Canada is the only country that has won the men's moguls on more than one occasion. Jean-Luc Brassard won gold at the Lillehammer Games in 1994.
Bilodeau is the first moguls skier to defend an Olympic title. He's confident his teammate will reach the top step in the future.
"That kid next to me, he's going to do two in a row also," Bilodeau said.
Rising temperatures during the day turned the course soft and slushy. Instead of powdery snow that allows racers to carve graceful turns at near breakneck speeds, several skiers in the 29-man field either veered off course or tumbled during qualifying.
Bilodeau received a long celebratory hug from his brother Frederic right after his victory. He says Frederic, who has cerebral palsy, is his hero and he dedicated his gold medal in Vancouver to him.
"It was amazing. My brother is my everyday inspiration," he said. "Like I say all the time, if he had the life that I have lived he would be a three-time Olympic champion."
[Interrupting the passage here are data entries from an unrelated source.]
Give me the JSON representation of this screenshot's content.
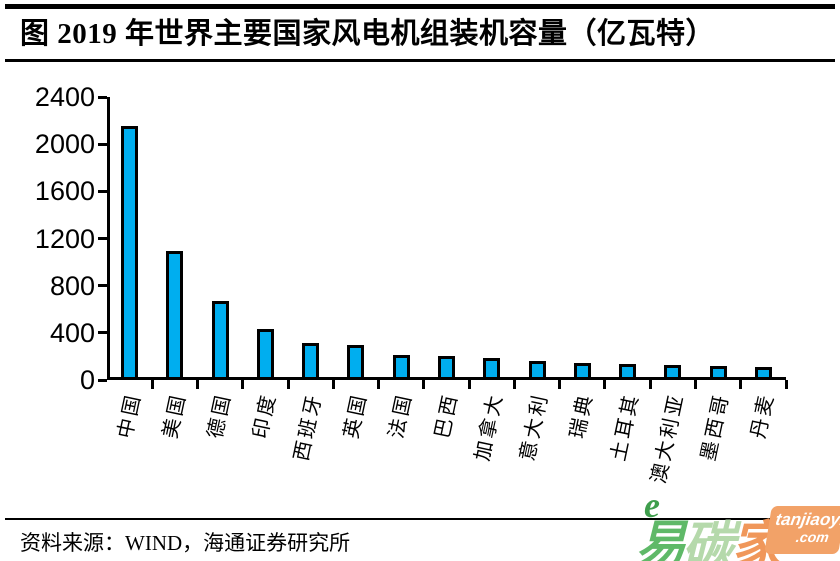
{
  "title": "图  2019 年世界主要国家风电机组装机容量（亿瓦特）",
  "chart_data": {
    "type": "bar",
    "title": "图  2019 年世界主要国家风电机组装机容量（亿瓦特）",
    "categories": [
      "中国",
      "美国",
      "德国",
      "印度",
      "西班牙",
      "英国",
      "法国",
      "巴西",
      "加拿大",
      "意大利",
      "瑞典",
      "土耳其",
      "澳大利亚",
      "墨西哥",
      "丹麦"
    ],
    "values": [
      2100,
      1040,
      615,
      385,
      265,
      245,
      165,
      155,
      138,
      108,
      92,
      82,
      76,
      66,
      62
    ],
    "xlabel": "",
    "ylabel": "",
    "ylim": [
      0,
      2400
    ],
    "yticks": [
      0,
      400,
      800,
      1200,
      1600,
      2000,
      2400
    ],
    "grid": false,
    "legend": "none",
    "bar_color": "#00AEEF",
    "bar_border_color": "#000000",
    "axis_color": "#000000"
  },
  "source": {
    "text": "资料来源：WIND，海通证券研究所"
  },
  "watermark": {
    "e_swash": "e",
    "char1": "易",
    "char2": "碳",
    "char3": "家",
    "box_line1": "tanjiaoyi",
    "box_line2": ".com",
    "color_e": "#3f9e4d",
    "color_char1": "#5fb968",
    "color_char2": "#b5d9ab",
    "color_char3": "#f0975a",
    "color_box": "#f2a268"
  }
}
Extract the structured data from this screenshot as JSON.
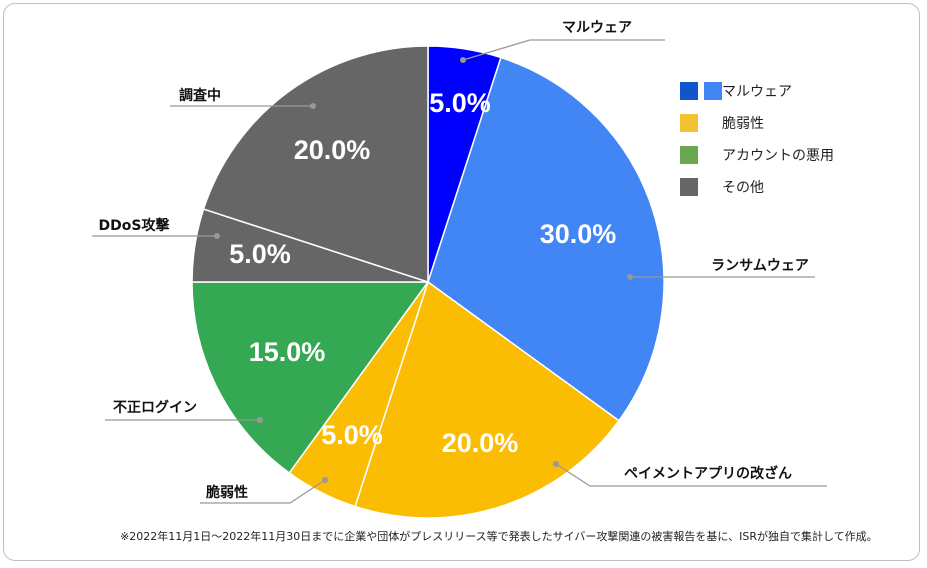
{
  "chart_data": {
    "type": "pie",
    "slices": [
      {
        "label": "マルウェア",
        "value": 5.0,
        "display": "5.0%",
        "color": "#0000ff"
      },
      {
        "label": "ランサムウェア",
        "value": 30.0,
        "display": "30.0%",
        "color": "#4285f4"
      },
      {
        "label": "ペイメントアプリの改ざん",
        "value": 20.0,
        "display": "20.0%",
        "color": "#fbbc04"
      },
      {
        "label": "脆弱性",
        "value": 5.0,
        "display": "5.0%",
        "color": "#fbbc04"
      },
      {
        "label": "不正ログイン",
        "value": 15.0,
        "display": "15.0%",
        "color": "#34a853"
      },
      {
        "label": "DDoS攻撃",
        "value": 5.0,
        "display": "5.0%",
        "color": "#666666"
      },
      {
        "label": "調査中",
        "value": 20.0,
        "display": "20.0%",
        "color": "#666666"
      }
    ]
  },
  "legend": {
    "items": [
      {
        "label": "マルウェア",
        "colors": [
          "#1155cc",
          "#4285f4"
        ]
      },
      {
        "label": "脆弱性",
        "colors": [
          "#f1c232"
        ]
      },
      {
        "label": "アカウントの悪用",
        "colors": [
          "#6aa84f"
        ]
      },
      {
        "label": "その他",
        "colors": [
          "#666666"
        ]
      }
    ]
  },
  "footnote": "※2022年11月1日～2022年11月30日までに企業や団体がプレスリリース等で発表したサイバー攻撃関連の被害報告を基に、ISRが独自で集計して作成。"
}
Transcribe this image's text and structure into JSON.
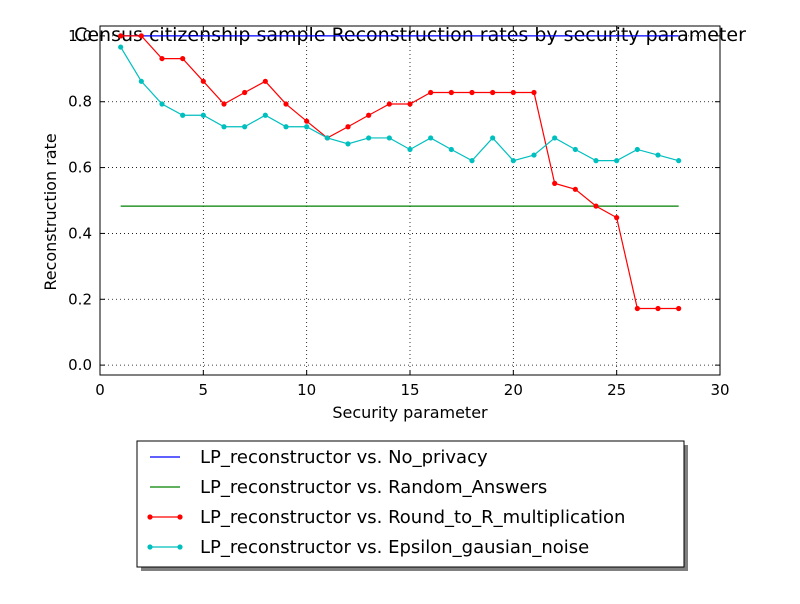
{
  "chart_data": {
    "type": "line",
    "title": "Census citizenship sample Reconstruction rates by security parameter",
    "xlabel": "Security parameter",
    "ylabel": "Reconstruction rate",
    "xlim": [
      0,
      30
    ],
    "ylim": [
      -0.03,
      1.03
    ],
    "xticks": [
      0,
      5,
      10,
      15,
      20,
      25,
      30
    ],
    "yticks": [
      0.0,
      0.2,
      0.4,
      0.6,
      0.8,
      1.0
    ],
    "xtick_labels": [
      "0",
      "5",
      "10",
      "15",
      "20",
      "25",
      "30"
    ],
    "ytick_labels": [
      "0.0",
      "0.2",
      "0.4",
      "0.6",
      "0.8",
      "1.0"
    ],
    "grid": true,
    "legend_position": "below plot",
    "x": [
      1,
      2,
      3,
      4,
      5,
      6,
      7,
      8,
      9,
      10,
      11,
      12,
      13,
      14,
      15,
      16,
      17,
      18,
      19,
      20,
      21,
      22,
      23,
      24,
      25,
      26,
      27,
      28
    ],
    "series": [
      {
        "name": "LP_reconstructor vs. No_privacy",
        "color": "#0000ff",
        "marker": false,
        "values": [
          1,
          1,
          1,
          1,
          1,
          1,
          1,
          1,
          1,
          1,
          1,
          1,
          1,
          1,
          1,
          1,
          1,
          1,
          1,
          1,
          1,
          1,
          1,
          1,
          1,
          1,
          1,
          1
        ]
      },
      {
        "name": "LP_reconstructor vs. Random_Answers",
        "color": "#008000",
        "marker": false,
        "values": [
          0.483,
          0.483,
          0.483,
          0.483,
          0.483,
          0.483,
          0.483,
          0.483,
          0.483,
          0.483,
          0.483,
          0.483,
          0.483,
          0.483,
          0.483,
          0.483,
          0.483,
          0.483,
          0.483,
          0.483,
          0.483,
          0.483,
          0.483,
          0.483,
          0.483,
          0.483,
          0.483,
          0.483
        ]
      },
      {
        "name": "LP_reconstructor vs. Round_to_R_multiplication",
        "color": "#ff0000",
        "marker": true,
        "values": [
          1.0,
          1.0,
          0.931,
          0.931,
          0.862,
          0.793,
          0.828,
          0.862,
          0.793,
          0.741,
          0.69,
          0.724,
          0.759,
          0.793,
          0.793,
          0.828,
          0.828,
          0.828,
          0.828,
          0.828,
          0.828,
          0.552,
          0.534,
          0.483,
          0.448,
          0.172,
          0.172,
          0.172
        ]
      },
      {
        "name": "LP_reconstructor vs. Epsilon_gausian_noise",
        "color": "#00bfbf",
        "marker": true,
        "values": [
          0.966,
          0.862,
          0.793,
          0.759,
          0.759,
          0.724,
          0.724,
          0.759,
          0.724,
          0.724,
          0.69,
          0.672,
          0.69,
          0.69,
          0.655,
          0.69,
          0.655,
          0.621,
          0.69,
          0.621,
          0.638,
          0.69,
          0.655,
          0.621,
          0.621,
          0.655,
          0.638,
          0.621
        ]
      }
    ]
  }
}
Bilodeau is the first freestyle skier in any discipline to win two Olympic gold medals and the first Canadian man to successfully defend an individual Olympic gold medal, the Canadian Olympic Committee said.
It was also the 13th time in Winter Games history that Canada has won two medals in the same event.
"I really wanted to defend my medal," Bilodeau said. "But there was no way I was expecting to ski that way, and that's because of (Kingsbury). Because if he (wasn't) there, I wouldn't have pushed that hard."
With files from The Associated Press.